Вывеска была готова. С завтрашнего дня над парикмахерской моего первого учителя господина Арона Дамского будет красоваться голова английского министра. Если министр такой хороший, как о нем пишут в еврейской газете, пусть послужит не только родной Англии, но и старшему подмастерью Лео Паровознику.

Лео Паровозник пришел вовремя, как и обещал, отряхнул с башмаков снег, вытащил из-за пазухи сверток и, дыша на меня морозом и нетерпением, бросил:

— Ну, брат, показывай!

Я принес и поставил перед ним вывеску.

— Ух ты! — задохнулся от восторга Паровозник. — Ты просто Рем и Брандт.

— Кто? Кто?

— Темный ты человек, — пожалел меня Лео. — Рем — французский художник, а Брандт — немецкий. Ай да молодец! Ай да байстрюк!.. А министр-то, министр! Как вылитый, негодяй!

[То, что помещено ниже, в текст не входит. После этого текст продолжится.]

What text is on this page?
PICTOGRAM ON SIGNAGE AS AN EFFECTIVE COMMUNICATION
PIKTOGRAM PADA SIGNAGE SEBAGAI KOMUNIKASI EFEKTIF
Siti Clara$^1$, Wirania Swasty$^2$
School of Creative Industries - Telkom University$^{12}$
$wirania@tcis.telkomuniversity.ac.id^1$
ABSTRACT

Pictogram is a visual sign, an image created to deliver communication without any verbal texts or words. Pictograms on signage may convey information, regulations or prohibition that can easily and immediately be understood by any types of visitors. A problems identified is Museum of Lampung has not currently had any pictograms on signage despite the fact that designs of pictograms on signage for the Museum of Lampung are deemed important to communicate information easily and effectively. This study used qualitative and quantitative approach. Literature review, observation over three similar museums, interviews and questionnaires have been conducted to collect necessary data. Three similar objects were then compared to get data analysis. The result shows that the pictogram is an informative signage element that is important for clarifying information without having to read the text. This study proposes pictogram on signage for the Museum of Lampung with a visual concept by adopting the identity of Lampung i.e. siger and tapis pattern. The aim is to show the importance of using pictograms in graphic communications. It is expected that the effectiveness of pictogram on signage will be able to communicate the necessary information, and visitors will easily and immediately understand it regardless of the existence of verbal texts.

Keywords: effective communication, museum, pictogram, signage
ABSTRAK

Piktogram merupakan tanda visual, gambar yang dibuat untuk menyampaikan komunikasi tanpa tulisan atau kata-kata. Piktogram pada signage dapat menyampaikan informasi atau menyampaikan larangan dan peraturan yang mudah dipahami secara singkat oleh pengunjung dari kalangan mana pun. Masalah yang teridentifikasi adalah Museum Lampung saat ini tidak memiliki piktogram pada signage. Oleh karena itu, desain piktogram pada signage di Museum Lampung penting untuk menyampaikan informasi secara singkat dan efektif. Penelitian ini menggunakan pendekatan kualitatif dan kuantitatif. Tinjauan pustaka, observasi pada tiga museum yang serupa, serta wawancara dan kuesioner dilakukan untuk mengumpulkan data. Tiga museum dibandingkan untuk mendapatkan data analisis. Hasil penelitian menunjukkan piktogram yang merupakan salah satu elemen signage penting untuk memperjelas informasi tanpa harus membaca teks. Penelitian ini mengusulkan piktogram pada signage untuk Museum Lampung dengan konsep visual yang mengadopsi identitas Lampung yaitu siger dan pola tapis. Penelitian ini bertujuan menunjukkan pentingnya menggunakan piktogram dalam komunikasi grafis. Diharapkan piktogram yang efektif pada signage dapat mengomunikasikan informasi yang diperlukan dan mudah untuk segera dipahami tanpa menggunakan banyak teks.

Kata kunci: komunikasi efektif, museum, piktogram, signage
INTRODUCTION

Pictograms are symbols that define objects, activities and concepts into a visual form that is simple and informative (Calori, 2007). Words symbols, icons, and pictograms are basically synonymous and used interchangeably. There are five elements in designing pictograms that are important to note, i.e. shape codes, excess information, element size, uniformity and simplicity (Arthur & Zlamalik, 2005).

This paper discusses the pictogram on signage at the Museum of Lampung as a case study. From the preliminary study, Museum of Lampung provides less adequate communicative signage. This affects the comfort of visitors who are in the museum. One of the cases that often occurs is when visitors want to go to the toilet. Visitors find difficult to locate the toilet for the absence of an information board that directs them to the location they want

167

Лео похлопал меня по плечу, и восторг его вдруг вытек, как вода из проколотой мозоли.

— Сколько с меня? — подавленно спросил он.

— Сколько не жалко.

Лео извлек монету и припечатал ее витязем к столу.

— Давай выпьем, — предложил он и бережно опустил на стол сверток. — Душа болит. Главная субстанция человека, как сказано в одной книге.

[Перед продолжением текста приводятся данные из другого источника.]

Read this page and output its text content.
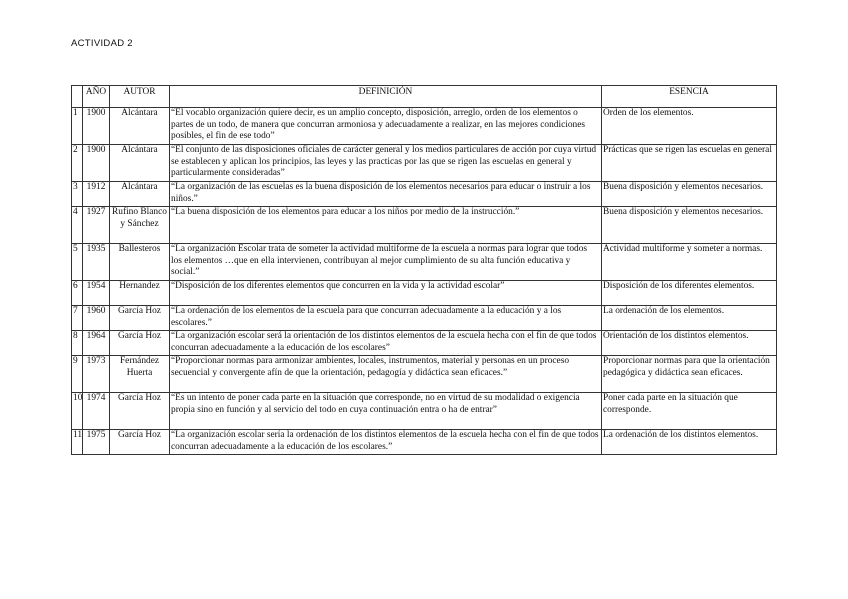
ACTIVIDAD 2
	AÑO	AUTOR	DEFINICIÓN	ESENCIA
1	1900	Alcántara	“El vocablo organización quiere decir, es un amplio concepto, disposición, arreglo, orden de los elementos o partes de un todo, de manera que concurran armoniosa y adecuadamente a realizar, en las mejores condiciones posibles, el fin de ese todo”	Orden de los elementos.
2	1900	Alcántara	“El conjunto de las disposiciones oficiales de carácter general y los medios particulares de acción por cuya virtud se establecen y aplican los principios, las leyes y las practicas por las que se rigen las escuelas en general y particularmente consideradas”	Prácticas que se rigen las escuelas en general
3	1912	Alcántara	“La organización de las escuelas es la buena disposición de los elementos necesarios para educar o instruir a los niños.”	Buena disposición y elementos necesarios.
4	1927	Rufino Blanco y Sánchez	“La buena disposición de los elementos para educar a los niños por medio de la instrucción.”	Buena disposición y elementos necesarios.
5	1935	Ballesteros	“La organización Escolar trata de someter la actividad multiforme de la escuela a normas para lograr que todos los elementos …que en ella intervienen, contribuyan al mejor cumplimiento de su alta función educativa y social.”	Actividad multiforme y someter a normas.
6	1954	Hernandez	“Disposición de los diferentes elementos que concurren en la vida y la actividad escolar”	Disposición de los diferentes elementos.
7	1960	García Hoz	“La ordenación de los elementos de la escuela para que concurran adecuadamente a la educación y a los escolares.”	La ordenación de los elementos.
8	1964	García Hoz	“La organización escolar será la orientación de los distintos elementos de la escuela hecha con el fin de que todos concurran adecuadamente a la educación de los escolares”	Orientación de los distintos elementos.
9	1973	Fernández Huerta	“Proporcionar normas para armonizar ambientes, locales, instrumentos, material y personas en un proceso secuencial y convergente afín de que la orientación, pedagogía y didáctica sean eficaces.”	Proporcionar normas para que la orientación pedagógica y didáctica sean eficaces.
10	1974	García Hoz	“Es un intento de poner cada parte en la situación que corresponde, no en virtud de su modalidad o exigencia propia sino en función y al servicio del todo en cuya continuación entra o ha de entrar”	Poner cada parte en la situación que corresponde.
11	1975	García Hoz	“La organización escolar sería la ordenación de los distintos elementos de la escuela hecha con el fin de que todos concurran adecuadamente a la educación de los escolares.”	La ordenación de los distintos elementos.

— Главная чего? — невежество так и перло из меня.

— Станция, — охотно повторил Паровозник. — Через нее, брат, все поезда проходят. Ни один не пройдет мимо. Остановится и наследит. — Лео еще раз посмотрел на вывеску и горестно воскликнул: — Как себе хочешь, а из-за нее и на каторгу не страшно…

— Из-за станции?

— Из-за вывески, — твердо заявил Лео. — Сил моих больше нет. Если старая еще раз пикнет, я убью ее или прирежу американской бритвой.

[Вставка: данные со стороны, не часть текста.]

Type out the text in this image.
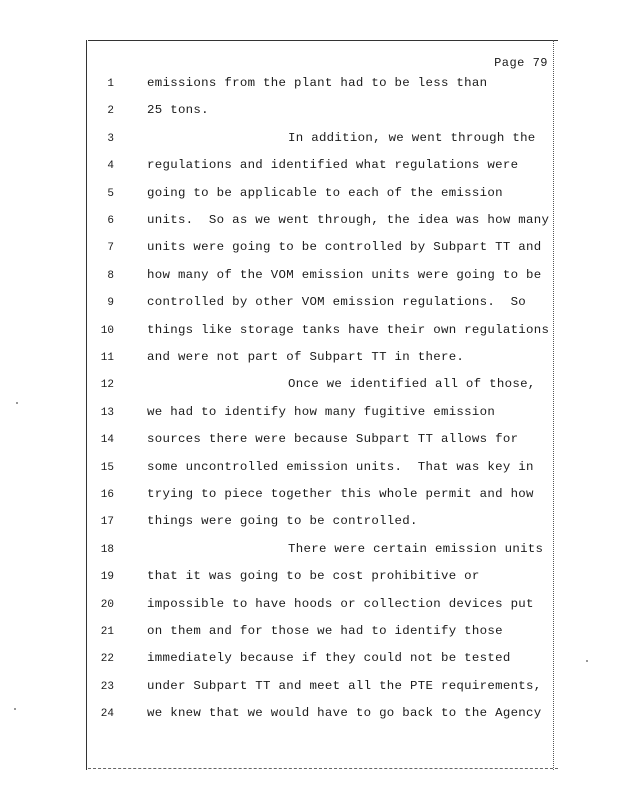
Page 79
1	emissions from the plant had to be less than
2	25 tons.
3	In addition, we went through the
4	regulations and identified what regulations were
5	going to be applicable to each of the emission
6	units.  So as we went through, the idea was how many
7	units were going to be controlled by Subpart TT and
8	how many of the VOM emission units were going to be
9	controlled by other VOM emission regulations.  So
10	things like storage tanks have their own regulations
11	and were not part of Subpart TT in there.
12	Once we identified all of those,
13	we had to identify how many fugitive emission
14	sources there were because Subpart TT allows for
15	some uncontrolled emission units.  That was key in
16	trying to piece together this whole permit and how
17	things were going to be controlled.
18	There were certain emission units
19	that it was going to be cost prohibitive or
20	impossible to have hoods or collection devices put
21	on them and for those we had to identify those
22	immediately because if they could not be tested
23	under Subpart TT and meet all the PTE requirements,
24	we knew that we would have to go back to the Agency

— Вот из-за кого ты на каторгу собрался!

— Проклятие! — выдохнул мужской мастер. — Совсем взбеленилась. Не твоя, говорит, парикмахерская. Ты, говорит, не имеешь на нее никакого права. Имею, говорю. В какую, говорю, эпоху вы, любезная, живете? В эпоху пролетарских революций, говорю. Кто был ничем, тот станет всем. Ясно, говорю? А она говорит, дудки. Кто ничем был, тот ничем и останется. Только попробуй смени вывеску на другую, я тебя по судам затаскаю. Давай, брат, выпьем.

— В другой раз.

— Иногда я себя спрашиваю: за что ты, Лео Паровозник, страдаешь? За три облупившихся зеркала? За два вонючих кожаных кресла, дохлую машинку и парижский пульверизатор? Может, все-таки тяпнем по маленькой?

— Неохота.

— Почему евреи такие трезвенники? — недовольный моим отказом, обратился он к английскому министру на вывеске.

— Почему?

Англичанин, как и я, не знал, откуда у евреев берется их пагубная трезвость.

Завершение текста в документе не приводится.